Segundo ele, Glauco retirou
do Santo Daime a mística de
que os padrinhos -os líderes
espirituais- eram seres elevados. "Ele tratava todo mundo
como igual, não se colocava
num pedestal. É por isso que
ele atraía os intelectuais".
Glauco seguia uma vertente
do Santo Daime que nasceu nos
anos 70 a partir de uma dissidência fundada por Sebastião
Mota de Melo.
A doutrina original era uma
mistura de cristianismo, espiritismo e práticas xamânicas. As
cerimônias são marcadas por
hinos e pelo uso de ayahuasca,
chá feito com duas plantas
amazônicas, uma das quais tem
efeito alucinógeno.
Diz a história oral que o criador do Santo Daime, Raimundo
Irineu Serra (1892-1971), conhecera o ayuhasca pelas mãos
de um xamã peruano. Sebastião acrescentou à essa mistura
o uso ritual da maconha.
O governo brasileiro oficializou em janeiro deste ano o uso
ritual do ayuhasca.
Apesar da ira dos mais conservadores contra o chá, o Santo Daime ganhou fama entre os
mais jovens pela sua capacidade de recuperar dependentes
de drogas e de álcool. O próprio
Glauco dizia que abandonara a
cocaína e a bebida graças ao
Daime.
"O Daime reabilita mesmo.
Meu marido era viciado e parou. Perdeu a obsessão que tinha pela droga", diz a fotógrafa
Janete Longo.
Isso ocorre, segundo ela, porque a religião mescla autoconsciência, psicanálise e cristianismo.
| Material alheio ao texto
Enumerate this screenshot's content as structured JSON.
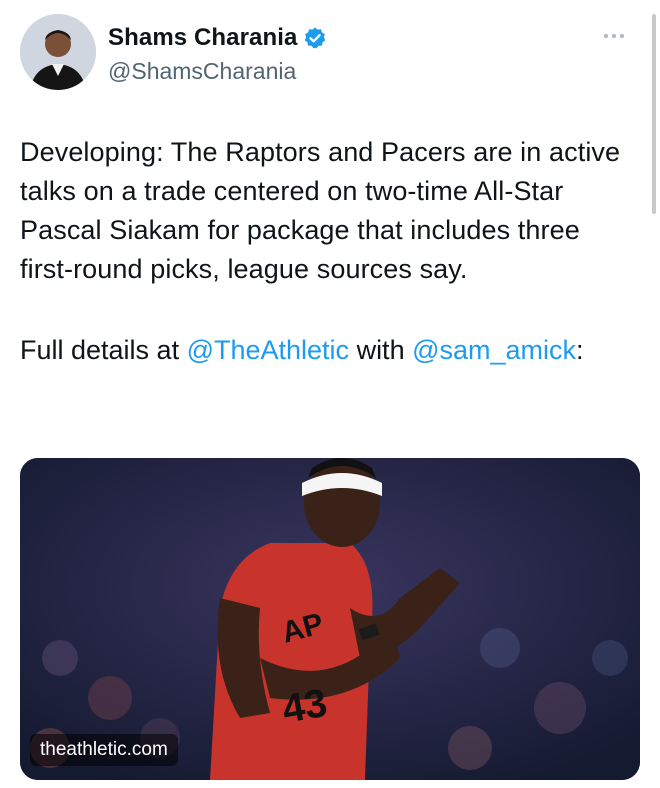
{
  "author": {
    "name": "Shams Charania",
    "handle": "@ShamsCharania",
    "verified": true,
    "verified_color": "#1d9bf0"
  },
  "tweet": {
    "text": "Developing: The Raptors and Pacers are in active talks on a trade centered on two-time All-Star Pascal Siakam for package that includes three first-round picks, league sources say.",
    "details_prefix": "Full details at ",
    "mention_1": "@TheAthletic",
    "details_middle": " with ",
    "mention_2": "@sam_amick",
    "details_suffix": ":"
  },
  "media": {
    "domain": "theathletic.com"
  },
  "colors": {
    "link": "#1d9bf0",
    "text": "#0f1419",
    "secondary": "#536471"
  },
  "icons": {
    "more": "more-horizontal-icon",
    "verified": "verified-badge-icon"
  }
}
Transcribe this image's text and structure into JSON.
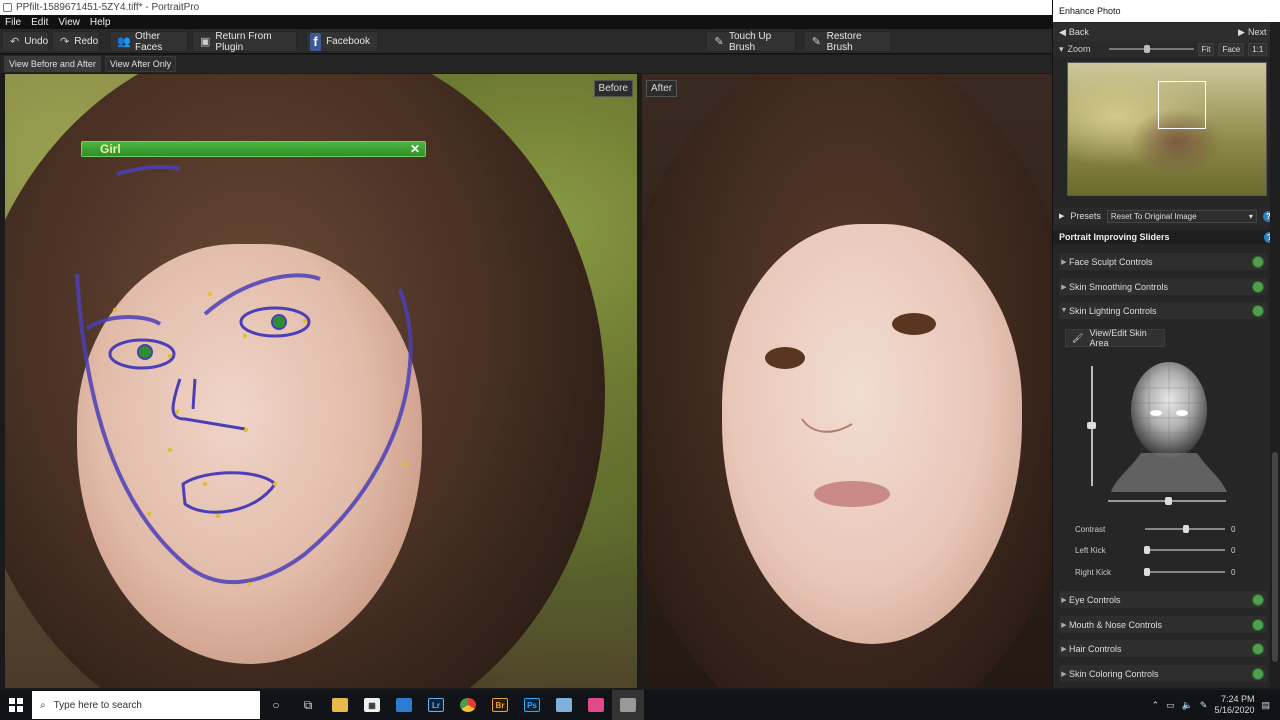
{
  "window": {
    "title": "PPfilt-1589671451-5ZY4.tiff* - PortraitPro"
  },
  "menu": [
    "File",
    "Edit",
    "View",
    "Help"
  ],
  "toolbar": {
    "undo": "Undo",
    "redo": "Redo",
    "other_faces": "Other Faces",
    "return_plugin": "Return From Plugin",
    "facebook": "Facebook",
    "touch_up": "Touch Up Brush",
    "restore": "Restore Brush"
  },
  "view_tabs": {
    "before_after": "View Before and After",
    "after_only": "View After Only"
  },
  "before_label": "Before",
  "after_label": "After",
  "face_tag": "Girl",
  "panel": {
    "title": "Enhance Photo",
    "back": "Back",
    "next": "Next",
    "zoom": "Zoom",
    "fit": "Fit",
    "face": "Face",
    "one_to_one": "1:1",
    "presets": "Presets",
    "preset_value": "Reset To Original Image",
    "sliders_header": "Portrait Improving Sliders",
    "sections": {
      "face_sculpt": "Face Sculpt Controls",
      "skin_smoothing": "Skin Smoothing Controls",
      "skin_lighting": "Skin Lighting Controls",
      "eye": "Eye Controls",
      "mouth_nose": "Mouth & Nose Controls",
      "hair": "Hair Controls",
      "skin_coloring": "Skin Coloring Controls"
    },
    "view_edit_skin": "View/Edit Skin Area",
    "contrast": {
      "label": "Contrast",
      "value": "0"
    },
    "left_kick": {
      "label": "Left Kick",
      "value": "0"
    },
    "right_kick": {
      "label": "Right Kick",
      "value": "0"
    }
  },
  "taskbar": {
    "search_placeholder": "Type here to search",
    "time": "7:24 PM",
    "date": "5/16/2020"
  },
  "colors": {
    "accent_green": "#3aa832",
    "help_blue": "#2c7fbf",
    "facebook": "#3b5998"
  }
}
Longo afirma que 70% dos
fardados -o jargão que designa
os frequentadores dos cultos-
eram dependentes de álcool ou
drogas. No ano passado, 11 mil
passaram pelos cultos do Céu
de Maria, segundo Orlandão.
Longo refuta a ideia de senso
comum de que o chá é alucinógeno. "Os bebês são batizados
com um pouquinho de ayahuasca e não acontece nada".
Como outros líderes do Daime, Glauco compôs um hinário, com cerca de cem músicas.
Nos rituais, ele tocava acordeão
e cantava músicas em homenagem a Jesus, a São Sebastião, ao
Natal, ao Dia dos Pais, em meio
a rezas cristãs, como o Pai Nosso e a Ave Maria.